Nostálgicos documentos


Tenho sido tomado por um ócio profundo para escrever. Vá lá saber o porquê. Até que estou lendo bastante, do jornal à literatura, mas não tenho me permitido escrever. Também não me cobro ou receio tal ócio, talvez, seja apenas um daqueles momentos em que, apesar de observar e criar opnião sobre o que vemos e sentimos, não nos urge uma vontade de expressão e achamos por bem nos calar e melhor pensar.

É realmente interessante pensar como o hábito nos toma conta. Passei alguns anos sem escrever algo que não fosse para a academia. O mês de dezembro de 2009 me foi prazeiroso, pois reecontrei essa vontade, vontade tamanha, que hoje sinto falta de por aqui não me expressar.

Por algum motivo eu acho que ainda não entrei em um ano novo, acho que dezembro anunciava algumas mudanças que ainda não ocorreram. Não que eu não tenha nada a dizer, ou que nada de bom ou pertinente de ser escrito tenha acontecido. Há sempre o quer ser escrito, só não tenho tido urgência em me expressar.

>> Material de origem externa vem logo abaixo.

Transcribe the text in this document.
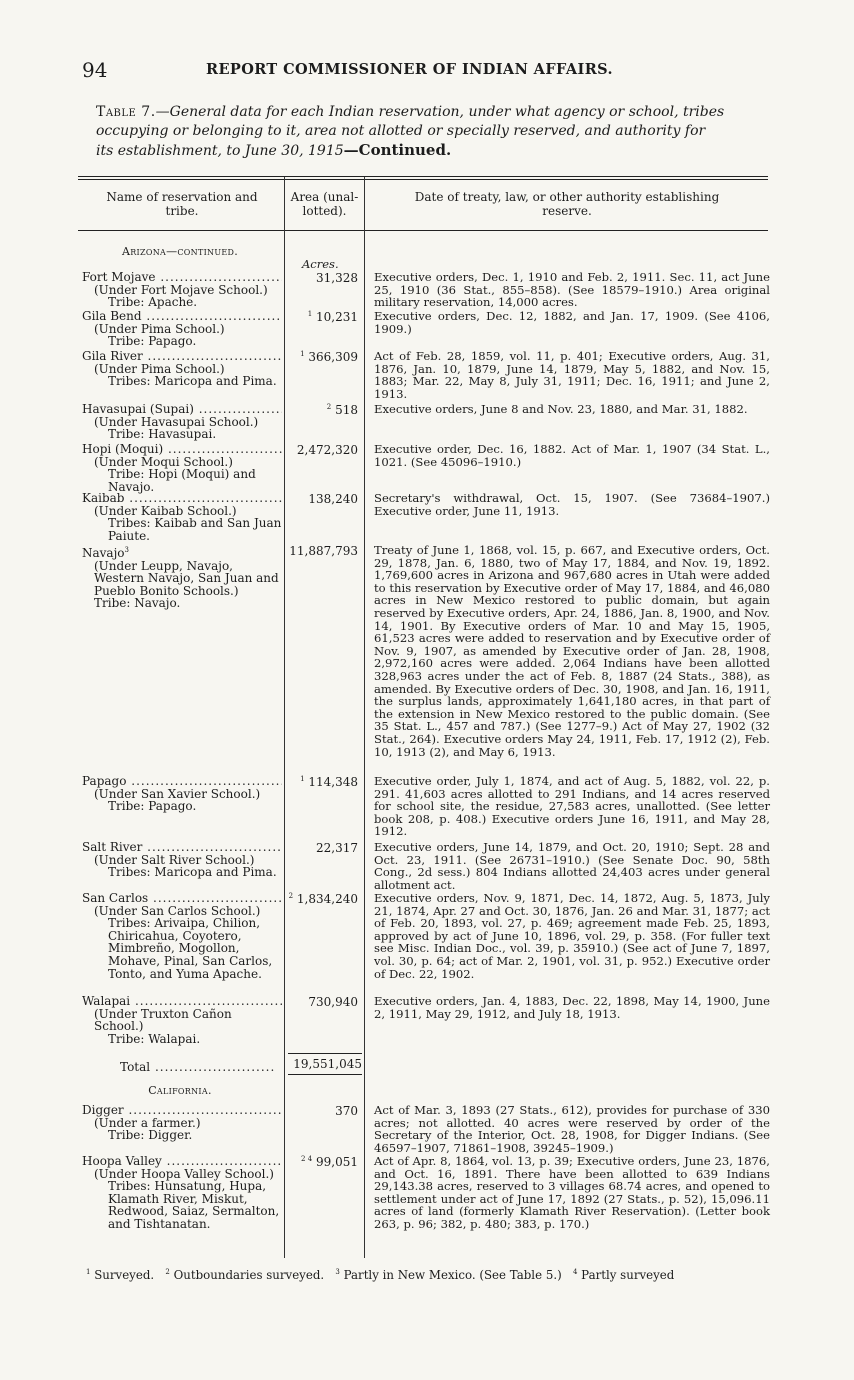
94	REPORT COMMISSIONER OF INDIAN AFFAIRS.
Table 7.—General data for each Indian reservation, under what agency or school, tribes
occupying or belonging to it, area not allotted or specially reserved, and authority for
its establishment, to June 30, 1915—Continued.
Name of reservation and tribe.
Area (unal-lotted).
Date of treaty, law, or other authority establishing reserve.
Arizona—continued.
Acres.
Fort Mojave .....
(Under Fort Mojave School.)
Tribe: Apache.
31,328 Executive orders, Dec. 1, 1910 and Feb. 2, 1911. Sec. 11, act June 25, 1910 (36 Stat., 855–858). (See 18579–1910.) Area original military reservation, 14,000 acres.
Gila Bend .....
(Under Pima School.)
Tribe: Papago.
$^1$ 10,231 Executive orders, Dec. 12, 1882, and Jan. 17, 1909. (See 4106, 1909.)
Gila River .....
(Under Pima School.)
Tribes: Maricopa and Pima.
$^1$ 366,309 Act of Feb. 28, 1859, vol. 11, p. 401; Executive orders, Aug. 31, 1876, Jan. 10, 1879, June 14, 1879, May 5, 1882, and Nov. 15, 1883; Mar. 22, May 8, July 31, 1911; Dec. 16, 1911; and June 2, 1913.
Havasupai (Supai) .....
(Under Havasupai School.)
Tribe: Havasupai.
$^2$ 518 Executive orders, June 8 and Nov. 23, 1880, and Mar. 31, 1882.
Hopi (Moqui) .....
(Under Moqui School.)
Tribe: Hopi (Moqui) and Navajo.
2,472,320 Executive order, Dec. 16, 1882. Act of Mar. 1, 1907 (34 Stat. L., 1021. (See 45096–1910.)
Kaibab .....
(Under Kaibab School.)
Tribes: Kaibab and San Juan Paiute.
138,240 Secretary's withdrawal, Oct. 15, 1907. (See 73684–1907.) Executive order, June 11, 1913.
Navajo$^3$
(Under Leupp, Navajo, Western Navajo, San Juan and Pueblo Bonito Schools.)
Tribe: Navajo.
11,887,793 Treaty of June 1, 1868, vol. 15, p. 667, and Executive orders, Oct. 29, 1878, Jan. 6, 1880, two of May 17, 1884, and Nov. 19, 1892. 1,769,600 acres in Arizona and 967,680 acres in Utah were added to this reservation by Executive order of May 17, 1884, and 46,080 acres in New Mexico restored to public domain, but again reserved by Executive orders, Apr. 24, 1886, Jan. 8, 1900, and Nov. 14, 1901. By Executive orders of Mar. 10 and May 15, 1905, 61,523 acres were added to reservation and by Executive order of Nov. 9, 1907, as amended by Executive order of Jan. 28, 1908, 2,972,160 acres were added. 2,064 Indians have been allotted 328,963 acres under the act of Feb. 8, 1887 (24 Stats., 388), as amended. By Executive orders of Dec. 30, 1908, and Jan. 16, 1911, the surplus lands, approximately 1,641,180 acres, in that part of the extension in New Mexico restored to the public domain. (See 35 Stat. L., 457 and 787.) (See 1277–9.) Act of May 27, 1902 (32 Stat., 264). Executive orders May 24, 1911, Feb. 17, 1912 (2), Feb. 10, 1913 (2), and May 6, 1913.
Papago .....
(Under San Xavier School.)
Tribe: Papago.
$^1$ 114,348 Executive order, July 1, 1874, and act of Aug. 5, 1882, vol. 22, p. 291. 41,603 acres allotted to 291 Indians, and 14 acres reserved for school site, the residue, 27,583 acres, unallotted. (See letter book 208, p. 408.) Executive orders June 16, 1911, and May 28, 1912.
Salt River .....
(Under Salt River School.)
Tribes: Maricopa and Pima.
22,317 Executive orders, June 14, 1879, and Oct. 20, 1910; Sept. 28 and Oct. 23, 1911. (See 26731–1910.) (See Senate Doc. 90, 58th Cong., 2d sess.) 804 Indians allotted 24,403 acres under general allotment act.
San Carlos .....
(Under San Carlos School.)
Tribes: Arivaipa, Chilion, Chiricahua, Coyotero, Mimbreño, Mogollon, Mohave, Pinal, San Carlos, Tonto, and Yuma Apache.
$^2$ 1,834,240 Executive orders, Nov. 9, 1871, Dec. 14, 1872, Aug. 5, 1873, July 21, 1874, Apr. 27 and Oct. 30, 1876, Jan. 26 and Mar. 31, 1877; act of Feb. 20, 1893, vol. 27, p. 469; agreement made Feb. 25, 1893, approved by act of June 10, 1896, vol. 29, p. 358. (For fuller text see Misc. Indian Doc., vol. 39, p. 35910.) (See act of June 7, 1897, vol. 30, p. 64; act of Mar. 2, 1901, vol. 31, p. 952.) Executive order of Dec. 22, 1902.
Walapai .....
(Under Truxton Cañon School.)
Tribe: Walapai.
730,940 Executive orders, Jan. 4, 1883, Dec. 22, 1898, May 14, 1900, June 2, 1911, May 29, 1912, and July 18, 1913.
Total .....	19,551,045
California.
Digger .....
(Under a farmer.)
Tribe: Digger.
370 Act of Mar. 3, 1893 (27 Stats., 612), provides for purchase of 330 acres; not allotted. 40 acres were reserved by order of the Secretary of the Interior, Oct. 28, 1908, for Digger Indians. (See 46597–1907, 71861–1908, 39245–1909.)
Hoopa Valley .....
(Under Hoopa Valley School.)
Tribes: Hunsatung, Hupa, Klamath River, Miskut, Redwood, Saiaz, Sermalton, and Tishtanatan.
$^{2 4}$ 99,051 Act of Apr. 8, 1864, vol. 13, p. 39; Executive orders, June 23, 1876, and Oct. 16, 1891. There have been allotted to 639 Indians 29,143.38 acres, reserved to 3 villages 68.74 acres, and opened to settlement under act of June 17, 1892 (27 Stats., p. 52), 15,096.11 acres of land (formerly Klamath River Reservation). (Letter book 263, p. 96; 382, p. 480; 383, p. 170.)
$^1$ Surveyed. $^2$ Outboundaries surveyed. $^3$ Partly in New Mexico. (See Table 5.) $^4$ Partly surveyed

Fui colocar em ordem umas três toneladas de papéis que guardo em ármario cor de marfim(peçinha) em minha casa; textos, certificados, documentos, provas e produções. Nessa bagunça toda que me esforçei para arrumar eu reecontrei alguns poemas que na adolescencia escrevi.

Como lembrar das coisas, das pessoas e das situações, é também muito engraçado ler poemas da adolescência. Percebemos o quanto mudamos e envelheçemos, mas as mudanças não foram tão drásticas. Mesmo adolescentes, já tinhamos impressões de nós mesmos, com certeza.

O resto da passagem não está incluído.